Technology is advancing faster than ever and we have to get used to it - we don't have to subscribe to it but never a good thing to be in denial either! What is proprietary one minute can become an industry standard the next. A good example is FireWire. Apple originally invented FireWire to speed up the data transfer for colour printing as a replacment for RS422. To think that it never got used for that purpose. I remember the presentation - it was a long time ago!!
As a consumer, it is annoying that things change so quickly and early adopting can be expensive. Years ago I bought a Panasonic 42" with HDMI and nothing works without annoying video interference and audio dropout. I have many HDMI sources but not one works with the TV properly even with highgrade cables without knocking the resolution right down which kinda defeats the object. So I'm never going to see Hi def on my TV until I buy a new one which is probably a quarter of the price now too. If DisplayPort does everything it says it does it will make HDMI look like a transitional 'standard'. I can't wait.
I've read the excellent EDN article, and as someone with an electronics degree since 1976, and who has followed the development of interfaces ever since, it's obvious to me that DisplayPort will replace HDMI at some point in the next few years. It's cheaper, more capable, more expandable, requires fewer wires, smaller connectors, etc.--it's all the stuff that manufacturers like.

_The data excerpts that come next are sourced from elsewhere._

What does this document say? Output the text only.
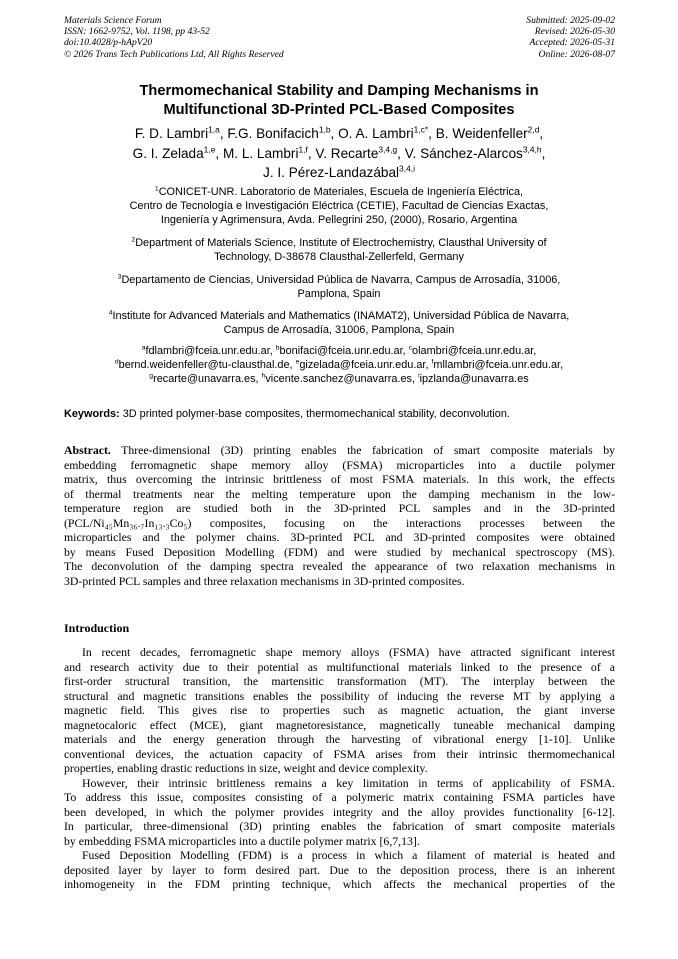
Materials Science Forum
ISSN: 1662-9752, Vol. 1198, pp 43-52
doi:10.4028/p-hApV20
© 2026 Trans Tech Publications Ltd, All Rights Reserved
Submitted: 2025-09-02
Revised: 2026-05-30
Accepted: 2026-05-31
Online: 2026-08-07
Thermomechanical Stability and Damping Mechanisms in
Multifunctional 3D-Printed PCL-Based Composites
F. D. Lambri$^{1,a}$, F.G. Bonifacich$^{1,b}$, O. A. Lambri$^{1,c*}$, B. Weidenfeller$^{2,d}$,
G. I. Zelada$^{1,e}$, M. L. Lambri$^{1,f}$, V. Recarte$^{3,4,g}$, V. Sánchez-Alarcos$^{3,4,h}$,
J. I. Pérez-Landazábal$^{3,4,i}$
$^1$CONICET-UNR. Laboratorio de Materiales, Escuela de Ingeniería Eléctrica,
Centro de Tecnología e Investigación Eléctrica (CETIE), Facultad de Ciencias Exactas,
Ingeniería y Agrimensura, Avda. Pellegrini 250, (2000), Rosario, Argentina
$^2$Department of Materials Science, Institute of Electrochemistry, Clausthal University of
Technology, D-38678 Clausthal-Zellerfeld, Germany
$^3$Departamento de Ciencias, Universidad Pública de Navarra, Campus de Arrosadía, 31006,
Pamplona, Spain
$^4$Institute for Advanced Materials and Mathematics (INAMAT2), Universidad Pública de Navarra,
Campus de Arrosadía, 31006, Pamplona, Spain
$^a$fdlambri@fceia.unr.edu.ar, $^b$bonifaci@fceia.unr.edu.ar, $^c$olambri@fceia.unr.edu.ar,
$^d$bernd.weidenfeller@tu-clausthal.de, $^e$gizelada@fceia.unr.edu.ar, $^f$mllambri@fceia.unr.edu.ar,
$^g$recarte@unavarra.es, $^h$vicente.sanchez@unavarra.es, $^i$ipzlanda@unavarra.es
Keywords: 3D printed polymer-base composites, thermomechanical stability, deconvolution.
Abstract. Three-dimensional (3D) printing enables the fabrication of smart composite materials by
embedding ferromagnetic shape memory alloy (FSMA) microparticles into a ductile polymer
matrix, thus overcoming the intrinsic brittleness of most FSMA materials. In this work, the effects
of thermal treatments near the melting temperature upon the damping mechanism in the low-
temperature region are studied both in the 3D-printed PCL samples and in the 3D-printed
(PCL/Ni₄₅Mn₃₆.₇In₁₃.₃Co₅) composites, focusing on the interactions processes between the
microparticles and the polymer chains. 3D-printed PCL and 3D-printed composites were obtained
by means Fused Deposition Modelling (FDM) and were studied by mechanical spectroscopy (MS).
The deconvolution of the damping spectra revealed the appearance of two relaxation mechanisms in
3D-printed PCL samples and three relaxation mechanisms in 3D-printed composites.
Introduction
In recent decades, ferromagnetic shape memory alloys (FSMA) have attracted significant interest
and research activity due to their potential as multifunctional materials linked to the presence of a
first-order structural transition, the martensitic transformation (MT). The interplay between the
structural and magnetic transitions enables the possibility of inducing the reverse MT by applying a
magnetic field. This gives rise to properties such as magnetic actuation, the giant inverse
magnetocaloric effect (MCE), giant magnetoresistance, magnetically tuneable mechanical damping
materials and the energy generation through the harvesting of vibrational energy [1-10]. Unlike
conventional devices, the actuation capacity of FSMA arises from their intrinsic thermomechanical
properties, enabling drastic reductions in size, weight and device complexity.
However, their intrinsic brittleness remains a key limitation in terms of applicability of FSMA.
To address this issue, composites consisting of a polymeric matrix containing FSMA particles have
been developed, in which the polymer provides integrity and the alloy provides functionality [6-12].
In particular, three-dimensional (3D) printing enables the fabrication of smart composite materials
by embedding FSMA microparticles into a ductile polymer matrix [6,7,13].
Fused Deposition Modelling (FDM) is a process in which a filament of material is heated and
deposited layer by layer to form desired part. Due to the deposition process, there is an inherent
inhomogeneity in the FDM printing technique, which affects the mechanical properties of the
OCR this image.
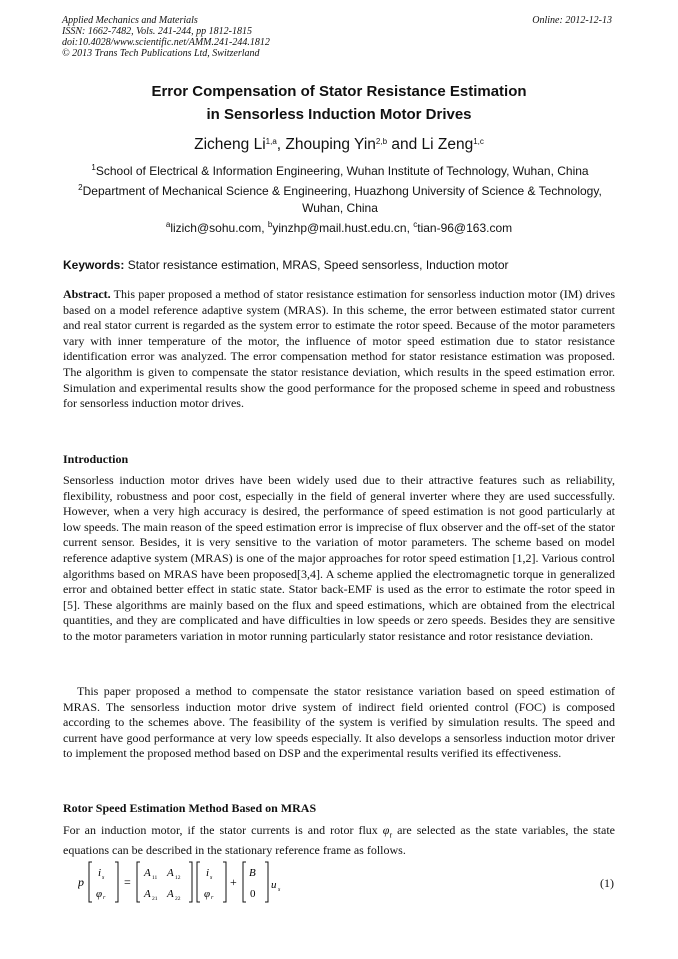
Applied Mechanics and Materials
ISSN: 1662-7482, Vols. 241-244, pp 1812-1815
doi:10.4028/www.scientific.net/AMM.241-244.1812
© 2013 Trans Tech Publications Ltd, Switzerland
Online: 2012-12-13
Error Compensation of Stator Resistance Estimation
in Sensorless Induction Motor Drives
Zicheng Li$^{1,a}$, Zhouping Yin$^{2,b}$ and Li Zeng$^{1,c}$
$^1$School of Electrical & Information Engineering, Wuhan Institute of Technology, Wuhan, China
$^2$Department of Mechanical Science & Engineering, Huazhong University of Science & Technology, Wuhan, China
$^a$lizich@sohu.com, $^b$yinzhp@mail.hust.edu.cn, $^c$tian-96@163.com
Keywords: Stator resistance estimation, MRAS, Speed sensorless, Induction motor
Abstract. This paper proposed a method of stator resistance estimation for sensorless induction motor (IM) drives based on a model reference adaptive system (MRAS). In this scheme, the error between estimated stator current and real stator current is regarded as the system error to estimate the rotor speed. Because of the motor parameters vary with inner temperature of the motor, the influence of motor speed estimation due to stator resistance identification error was analyzed. The error compensation method for stator resistance estimation was proposed. The algorithm is given to compensate the stator resistance deviation, which results in the speed estimation error. Simulation and experimental results show the good performance for the proposed scheme in speed and robustness for sensorless induction motor drives.
Introduction
Sensorless induction motor drives have been widely used due to their attractive features such as reliability, flexibility, robustness and poor cost, especially in the field of general inverter where they are used successfully. However, when a very high accuracy is desired, the performance of speed estimation is not good particularly at low speeds. The main reason of the speed estimation error is imprecise of flux observer and the off-set of the stator current sensor. Besides, it is very sensitive to the variation of motor parameters. The scheme based on model reference adaptive system (MRAS) is one of the major approaches for rotor speed estimation [1,2]. Various control algorithms based on MRAS have been proposed[3,4]. A scheme applied the electromagnetic torque in generalized error and obtained better effect in static state. Stator back-EMF is used as the error to estimate the rotor speed in [5]. These algorithms are mainly based on the flux and speed estimations, which are obtained from the electrical quantities, and they are complicated and have difficulties in low speeds or zero speeds. Besides they are sensitive to the motor parameters variation in motor running particularly stator resistance and rotor resistance deviation.
This paper proposed a method to compensate the stator resistance variation based on speed estimation of MRAS. The sensorless induction motor drive system of indirect field oriented control (FOC) is composed according to the schemes above. The feasibility of the system is verified by simulation results. The speed and current have good performance at very low speeds especially. It also develops a sensorless induction motor driver to implement the proposed method based on DSP and the experimental results verified its effectiveness.
Rotor Speed Estimation Method Based on MRAS
For an induction motor, if the stator currents is and rotor flux $\varphi_r$ are selected as the state variables, the state equations can be described in the stationary reference frame as follows.
p
i s
φ r
=
A 11 A 12
A 21 A 22
i s
φ r
+
B
0
u s	(1)
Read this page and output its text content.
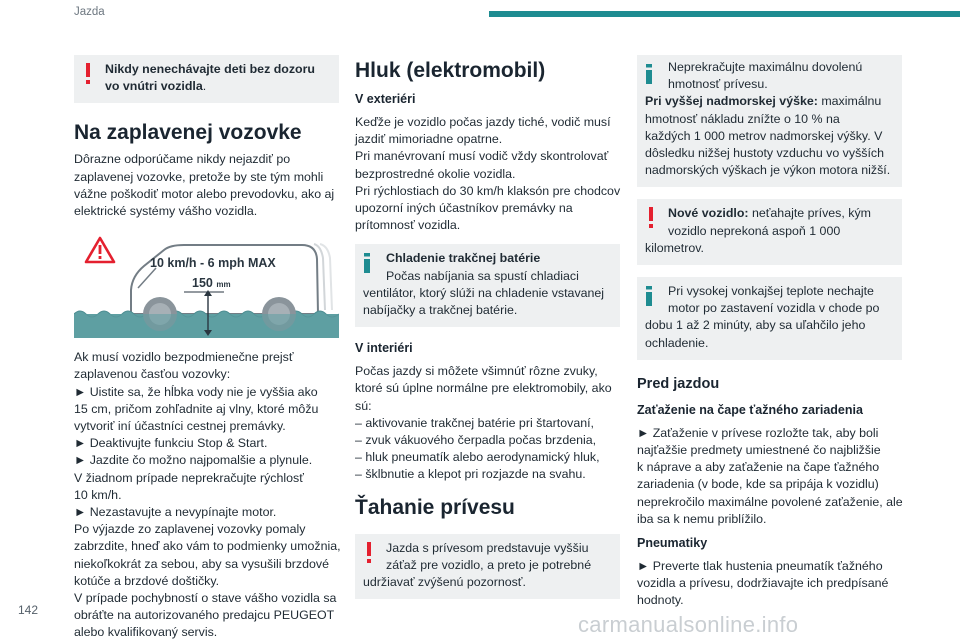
Jazda
Nikdy nenechávajte deti bez dozoru
vo vnútri vozidla.
Na zaplavenej vozovke
Dôrazne odporúčame nikdy nejazdiť po
zaplavenej vozovke, pretože by ste tým mohli
vážne poškodiť motor alebo prevodovku, ako aj
elektrické systémy vášho vozidla.
10 km/h - 6 mph MAX
150 mm
Ak musí vozidlo bezpodmienečne prejsť
zaplavenou časťou vozovky:
► Uistite sa, že hĺbka vody nie je vyššia ako
15 cm, pričom zohľadnite aj vlny, ktoré môžu
vytvoriť iní účastníci cestnej premávky.
► Deaktivujte funkciu Stop & Start.
► Jazdite čo možno najpomalšie a plynule.
V žiadnom prípade neprekračujte rýchlosť
10 km/h.
► Nezastavujte a nevypínajte motor.
Po výjazde zo zaplavenej vozovky pomaly
zabrzdite, hneď ako vám to podmienky umožnia,
niekoľkokrát za sebou, aby sa vysušili brzdové
kotúče a brzdové doštičky.
V prípade pochybností o stave vášho vozidla sa
obráťte na autorizovaného predajcu PEUGEOT
alebo kvalifikovaný servis.
Hluk (elektromobil)
V exteriéri
Keďže je vozidlo počas jazdy tiché, vodič musí
jazdiť mimoriadne opatrne.
Pri manévrovaní musí vodič vždy skontrolovať
bezprostredné okolie vozidla.
Pri rýchlostiach do 30 km/h klaksón pre chodcov
upozorní iných účastníkov premávky na
prítomnosť vozidla.
Chladenie trakčnej batérie
Počas nabíjania sa spustí chladiaci
ventilátor, ktorý slúži na chladenie vstavanej
nabíjačky a trakčnej batérie.
V interiéri
Počas jazdy si môžete všimnúť rôzne zvuky,
ktoré sú úplne normálne pre elektromobily, ako
sú:
– aktivovanie trakčnej batérie pri štartovaní,
– zvuk vákuového čerpadla počas brzdenia,
– hluk pneumatík alebo aerodynamický hluk,
– šklbnutie a klepot pri rozjazde na svahu.
Ťahanie prívesu
Jazda s prívesom predstavuje vyššiu
záťaž pre vozidlo, a preto je potrebné
udržiavať zvýšenú pozornosť.
Neprekračujte maximálnu dovolenú
hmotnosť prívesu.
Pri vyššej nadmorskej výške: maximálnu
hmotnosť nákladu znížte o 10 % na
každých 1 000 metrov nadmorskej výšky. V
dôsledku nižšej hustoty vzduchu vo vyšších
nadmorských výškach je výkon motora nižší.
Nové vozidlo: neťahajte príves, kým
vozidlo neprekoná aspoň 1 000
kilometrov.
Pri vysokej vonkajšej teplote nechajte
motor po zastavení vozidla v chode po
dobu 1 až 2 minúty, aby sa uľahčilo jeho
ochladenie.
Pred jazdou
Zaťaženie na čape ťažného zariadenia
► Zaťaženie v prívese rozložte tak, aby boli
najťažšie predmety umiestnené čo najbližšie
k náprave a aby zaťaženie na čape ťažného
zariadenia (v bode, kde sa pripája k vozidlu)
neprekročilo maximálne povolené zaťaženie, ale
iba sa k nemu priblížilo.
Pneumatiky
► Preverte tlak hustenia pneumatík ťažného
vozidla a prívesu, dodržiavajte ich predpísané
hodnoty.
142
carmanualsonline.info
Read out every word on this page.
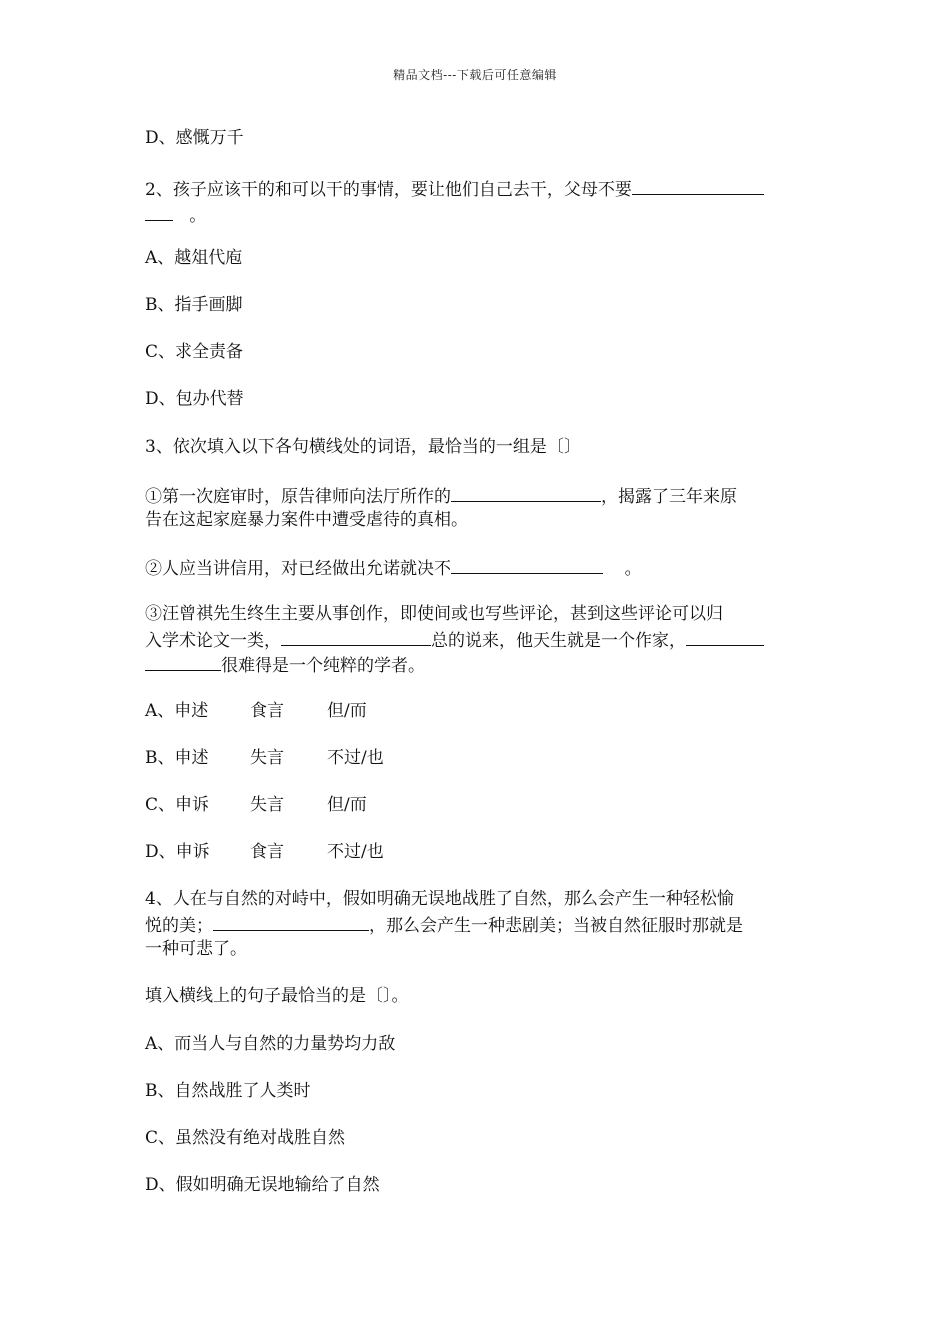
精品文档---下载后可任意编辑
D、感慨万千
2、孩子应该干的和可以干的事情，要让他们自己去干，父母不要
。
A、越俎代庖
B、指手画脚
C、求全责备
D、包办代替
3、依次填入以下各句横线处的词语，最恰当的一组是〔〕
①第一次庭审时，原告律师向法厅所作的	，揭露了三年来原
告在这起家庭暴力案件中遭受虐待的真相。
②人应当讲信用，对已经做出允诺就决不	。
③汪曾祺先生终生主要从事创作，即使间或也写些评论，甚到这些评论可以归
入学术论文一类，	总的说来，他天生就是一个作家，
很难得是一个纯粹的学者。
A、申述 食言	但/而
B、申述 失言	不过/也
C、申诉 失言	但/而
D、申诉 食言	不过/也
4、人在与自然的对峙中，假如明确无误地战胜了自然，那么会产生一种轻松愉
悦的美；	，那么会产生一种悲剧美；当被自然征服时那就是
一种可悲了。
填入横线上的句子最恰当的是〔〕。
A、而当人与自然的力量势均力敌
B、自然战胜了人类时
C、虽然没有绝对战胜自然
D、假如明确无误地输给了自然
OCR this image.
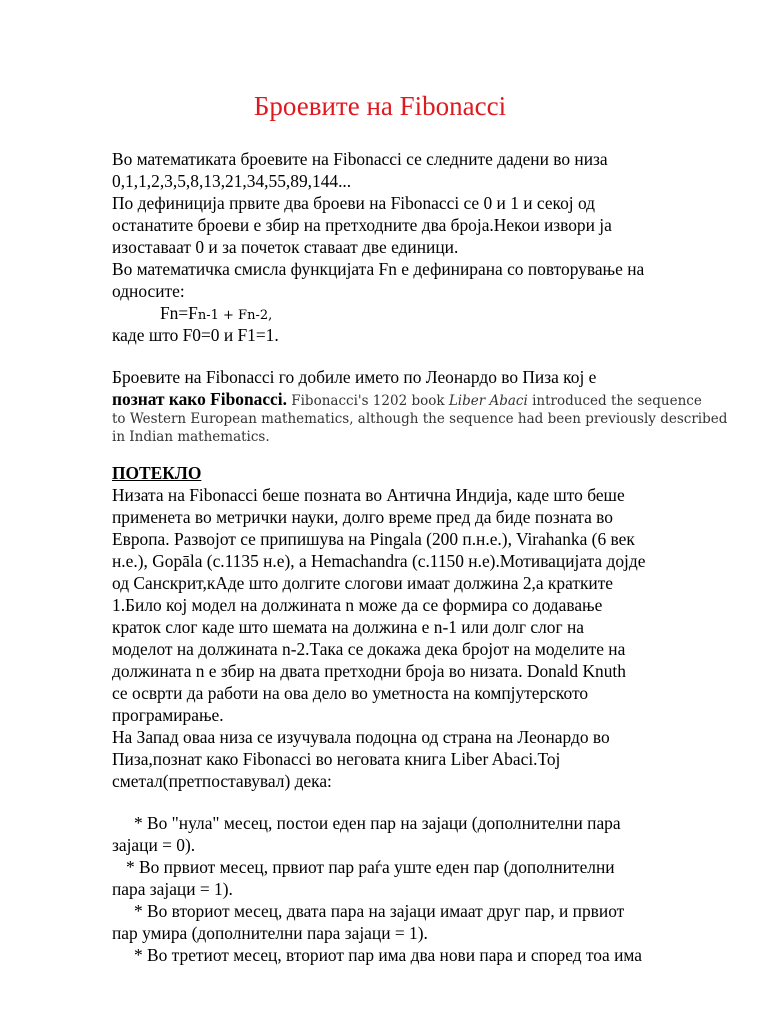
Броевите на Fibonacci
Во математиката броевите на Fibonacci се следните дадени во низа
0,1,1,2,3,5,8,13,21,34,55,89,144...
По дефиниција првите два броеви на Fibonacci се 0 и 1 и секој од
останатите броеви е збир на претходните два броја.Некои извори ја
изоставаат 0 и за почеток ставаат две единици.
Во математичка смисла функцијата Fn е дефинирана со повторување на
односите:
Fn=Fn-1 + Fn-2,
каде што F0=0 и F1=1.
Броевите на Fibonacci го добиле името по Леонардо во Пиза кој е
познат како Fibonacci. Fibonacci's 1202 book Liber Abaci introduced the sequence
to Western European mathematics, although the sequence had been previously described
in Indian mathematics.
ПОТЕКЛО
Низата на Fibonacci беше позната во Антична Индија, каде што беше
применета во метрички науки, долго време пред да биде позната во
Европа. Развојот се припишува на Pingala (200 п.н.е.), Virahanka (6 век
н.е.), Gopāla (c.1135 н.е), а Hemachandra (c.1150 н.е).Мотивацијата дојде
од Санскрит,кАде што долгите слогови имаат должина 2,а кратките
1.Било кој модел на должината n може да се формира со додавање
краток слог каде што шемата на должина е n-1 или долг слог на
моделот на должината n-2.Така се докажа дека бројот на моделите на
должината n е збир на двата претходни броја во низата. Donald Knuth
се осврти да работи на ова дело во уметноста на компјутерското
програмирање.
На Запад оваа низа се изучувала подоцна од страна на Леонардо во
Пиза,познат како Fibonacci во неговата книга Liber Abaci.Тој
сметал(претпоставувал) дека:
* Во "нула" месец, постои еден пар на зајаци (дополнителни пара
зајаци = 0).
* Во првиот месец, првиот пар раѓа уште еден пар (дополнителни
пара зајаци = 1).
* Во вториот месец, двата пара на зајаци имаат друг пар, и првиот
пар умира (дополнителни пара зајаци = 1).
* Во третиот месец, вториот пар има два нови пара и според тоа има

HDMI is a licensed and proprietary standard that is currently available on most new home-theatre equipment. It allows for the combination of digital audio and video signals onto a single wire simplifying installation (theoretically, HDMI audio is notoriously difficult for end-users to configure) It's favored by the companies responsible for its development, which include Sony, Philips, and Panasonic among others as they own the rights to the specification and are not forced to pay royalties and licensing like outside vendors.
DisplayPort is an open standard created by VESA that is favored by most outside hardware vendors because its use is free substantially lowering the cost both of manufacture and to the consumer.
Both schemes include support for content encryption, which is why you shouldn't use either one. DVI provides adequate visual quality, does not support content encryption, and doesn't give content providers the option to obsolete your display at any time via HDCP.